First and foremost you should probably know that I am a female human, not a cyborg. The fact that I know what a cyborg is and can use it correctly in a sentence should also indicate to you that I fell off the dork branch of the life tree. To further attest to my dorkiness, I play Dungeons and Dragons with my husband and his friends, I love video games (especially RPGs), and school is one of my favorite places on Earth. I’m not too worried about being a dork, though. The awesome thing about twentysomethings is that dorks are the new cool. So as part of my introduction to you, I would like you to know I’m very cool.

Now that we’ve established my humanity (however dorky-cool it may be), you should also probably know I’m a humanitarian. And for some reason, humanitarianism has gotten a bad rap and become politicized, so while we’re talking politics, you should also be aware that I am very liberal. We could have a liberal-off, but I’d win.

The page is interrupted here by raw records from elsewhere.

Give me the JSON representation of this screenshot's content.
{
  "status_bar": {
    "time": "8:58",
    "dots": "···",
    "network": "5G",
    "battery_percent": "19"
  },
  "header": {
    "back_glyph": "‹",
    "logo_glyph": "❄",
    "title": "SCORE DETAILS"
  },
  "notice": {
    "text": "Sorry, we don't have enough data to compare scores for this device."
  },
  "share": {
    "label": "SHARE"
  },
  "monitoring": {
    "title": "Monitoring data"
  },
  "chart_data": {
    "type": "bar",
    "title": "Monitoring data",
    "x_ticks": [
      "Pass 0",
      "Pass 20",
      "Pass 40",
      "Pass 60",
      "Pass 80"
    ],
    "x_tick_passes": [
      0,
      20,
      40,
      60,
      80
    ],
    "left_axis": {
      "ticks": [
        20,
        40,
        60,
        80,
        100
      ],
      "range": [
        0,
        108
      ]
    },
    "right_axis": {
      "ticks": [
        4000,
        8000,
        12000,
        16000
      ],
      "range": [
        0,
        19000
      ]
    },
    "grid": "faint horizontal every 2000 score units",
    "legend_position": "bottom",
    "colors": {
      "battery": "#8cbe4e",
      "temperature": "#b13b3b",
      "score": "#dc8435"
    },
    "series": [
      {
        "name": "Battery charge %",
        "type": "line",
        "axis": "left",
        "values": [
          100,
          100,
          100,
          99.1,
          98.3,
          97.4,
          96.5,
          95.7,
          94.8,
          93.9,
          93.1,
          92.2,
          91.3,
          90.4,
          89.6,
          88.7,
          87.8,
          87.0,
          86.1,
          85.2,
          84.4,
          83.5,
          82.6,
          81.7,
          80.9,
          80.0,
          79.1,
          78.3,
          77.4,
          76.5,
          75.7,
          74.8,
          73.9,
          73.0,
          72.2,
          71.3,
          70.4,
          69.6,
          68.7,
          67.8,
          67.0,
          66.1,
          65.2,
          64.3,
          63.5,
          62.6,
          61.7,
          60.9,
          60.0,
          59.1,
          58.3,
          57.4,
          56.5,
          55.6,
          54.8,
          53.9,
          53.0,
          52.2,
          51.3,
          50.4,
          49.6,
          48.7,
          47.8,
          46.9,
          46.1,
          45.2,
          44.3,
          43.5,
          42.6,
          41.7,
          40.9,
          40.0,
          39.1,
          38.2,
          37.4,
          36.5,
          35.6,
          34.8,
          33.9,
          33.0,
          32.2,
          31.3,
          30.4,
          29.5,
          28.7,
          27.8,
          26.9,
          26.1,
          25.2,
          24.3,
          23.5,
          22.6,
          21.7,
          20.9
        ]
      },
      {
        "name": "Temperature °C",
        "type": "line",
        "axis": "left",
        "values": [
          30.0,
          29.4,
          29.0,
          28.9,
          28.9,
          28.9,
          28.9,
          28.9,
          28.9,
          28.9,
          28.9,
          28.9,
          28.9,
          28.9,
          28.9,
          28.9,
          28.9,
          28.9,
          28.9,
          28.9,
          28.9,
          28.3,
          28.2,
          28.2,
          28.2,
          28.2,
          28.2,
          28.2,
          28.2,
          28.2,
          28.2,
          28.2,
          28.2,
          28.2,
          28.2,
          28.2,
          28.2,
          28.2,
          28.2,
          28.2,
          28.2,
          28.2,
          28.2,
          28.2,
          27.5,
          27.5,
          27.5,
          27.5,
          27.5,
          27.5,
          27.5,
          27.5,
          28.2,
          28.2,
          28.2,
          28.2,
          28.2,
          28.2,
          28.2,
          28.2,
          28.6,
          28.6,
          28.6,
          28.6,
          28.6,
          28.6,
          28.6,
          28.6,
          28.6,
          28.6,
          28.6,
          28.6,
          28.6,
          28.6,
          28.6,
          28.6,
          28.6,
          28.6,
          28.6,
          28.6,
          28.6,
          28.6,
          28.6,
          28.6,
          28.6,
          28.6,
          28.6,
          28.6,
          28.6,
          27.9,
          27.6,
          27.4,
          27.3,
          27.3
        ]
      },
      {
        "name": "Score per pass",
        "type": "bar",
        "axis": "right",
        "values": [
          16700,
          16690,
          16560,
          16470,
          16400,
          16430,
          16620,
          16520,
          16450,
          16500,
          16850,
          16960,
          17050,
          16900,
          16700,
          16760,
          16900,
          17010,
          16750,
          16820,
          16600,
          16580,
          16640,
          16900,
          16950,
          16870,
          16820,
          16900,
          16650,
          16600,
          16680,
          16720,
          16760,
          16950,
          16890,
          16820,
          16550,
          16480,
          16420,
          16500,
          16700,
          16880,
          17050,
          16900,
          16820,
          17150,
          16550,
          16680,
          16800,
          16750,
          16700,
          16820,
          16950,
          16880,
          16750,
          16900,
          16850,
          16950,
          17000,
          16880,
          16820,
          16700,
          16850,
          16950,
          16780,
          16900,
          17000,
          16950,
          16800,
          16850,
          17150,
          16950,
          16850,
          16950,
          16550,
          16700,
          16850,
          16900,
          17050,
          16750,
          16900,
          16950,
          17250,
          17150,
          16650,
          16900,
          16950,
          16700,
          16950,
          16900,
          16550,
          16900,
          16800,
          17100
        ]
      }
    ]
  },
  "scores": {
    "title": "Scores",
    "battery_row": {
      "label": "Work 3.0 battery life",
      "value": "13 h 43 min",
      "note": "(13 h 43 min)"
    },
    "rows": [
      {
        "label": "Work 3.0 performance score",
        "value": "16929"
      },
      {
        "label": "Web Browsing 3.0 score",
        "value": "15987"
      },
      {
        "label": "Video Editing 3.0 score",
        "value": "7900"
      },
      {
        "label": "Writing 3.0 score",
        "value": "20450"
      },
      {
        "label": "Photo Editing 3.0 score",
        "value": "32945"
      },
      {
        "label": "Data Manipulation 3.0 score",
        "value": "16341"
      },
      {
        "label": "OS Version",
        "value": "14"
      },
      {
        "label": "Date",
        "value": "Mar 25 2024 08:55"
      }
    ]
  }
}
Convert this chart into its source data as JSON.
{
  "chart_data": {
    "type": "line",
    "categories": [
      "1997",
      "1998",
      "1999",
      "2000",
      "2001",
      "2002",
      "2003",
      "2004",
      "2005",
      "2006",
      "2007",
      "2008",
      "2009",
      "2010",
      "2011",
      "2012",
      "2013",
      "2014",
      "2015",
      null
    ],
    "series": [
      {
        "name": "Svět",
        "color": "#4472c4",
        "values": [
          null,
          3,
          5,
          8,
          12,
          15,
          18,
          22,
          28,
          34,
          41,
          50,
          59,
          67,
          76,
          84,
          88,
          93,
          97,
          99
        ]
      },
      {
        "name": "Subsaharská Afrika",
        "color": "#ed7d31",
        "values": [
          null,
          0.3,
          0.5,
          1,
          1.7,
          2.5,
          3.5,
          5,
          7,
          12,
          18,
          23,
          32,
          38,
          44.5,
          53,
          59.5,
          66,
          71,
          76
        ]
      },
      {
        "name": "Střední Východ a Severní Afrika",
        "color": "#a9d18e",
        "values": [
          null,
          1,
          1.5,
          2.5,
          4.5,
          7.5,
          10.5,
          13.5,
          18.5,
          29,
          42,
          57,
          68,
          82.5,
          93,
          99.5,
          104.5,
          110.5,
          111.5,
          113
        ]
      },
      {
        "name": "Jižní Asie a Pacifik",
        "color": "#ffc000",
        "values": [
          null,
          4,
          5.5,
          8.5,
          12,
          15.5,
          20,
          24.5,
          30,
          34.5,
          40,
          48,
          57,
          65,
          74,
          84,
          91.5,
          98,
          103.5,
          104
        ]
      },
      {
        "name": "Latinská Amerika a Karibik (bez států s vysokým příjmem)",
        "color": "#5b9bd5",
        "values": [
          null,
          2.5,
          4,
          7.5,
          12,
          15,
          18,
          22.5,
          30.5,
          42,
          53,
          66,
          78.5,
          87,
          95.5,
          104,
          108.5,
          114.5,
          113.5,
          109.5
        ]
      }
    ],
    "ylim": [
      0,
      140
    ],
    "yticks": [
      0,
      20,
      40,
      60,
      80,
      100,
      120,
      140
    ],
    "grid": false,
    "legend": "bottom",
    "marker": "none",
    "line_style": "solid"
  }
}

I would also win a belching contest.

In fact, here is an abbreviated list of things I would win versus you: most daring city driver contest (riding ass is my specialty), thinnest fat person contest, most profound drunken wisdom contest, best bad-memory-for-a-person-under-the-age-of-thirty contest, etc… I could go on, but I don’t want to embarrass you.

With that, there is just one final thing I will explicitly tell you about myself (the rest you’ll have to pick up on your own, she says mysteriously)… People sometimes find me arrogant. Gasp! I usually think it’s funny because I’m really not arrogant at all. But I know I come off that way to lesser beings. Actually, I merely possess a superior sense of humor that affords me the opportunity to make ironic claims to awesomeness others mistakenly perceive as delusional. This is my cross to bear. Sigh.

So anyway, that’s me. Meggan. Hello world!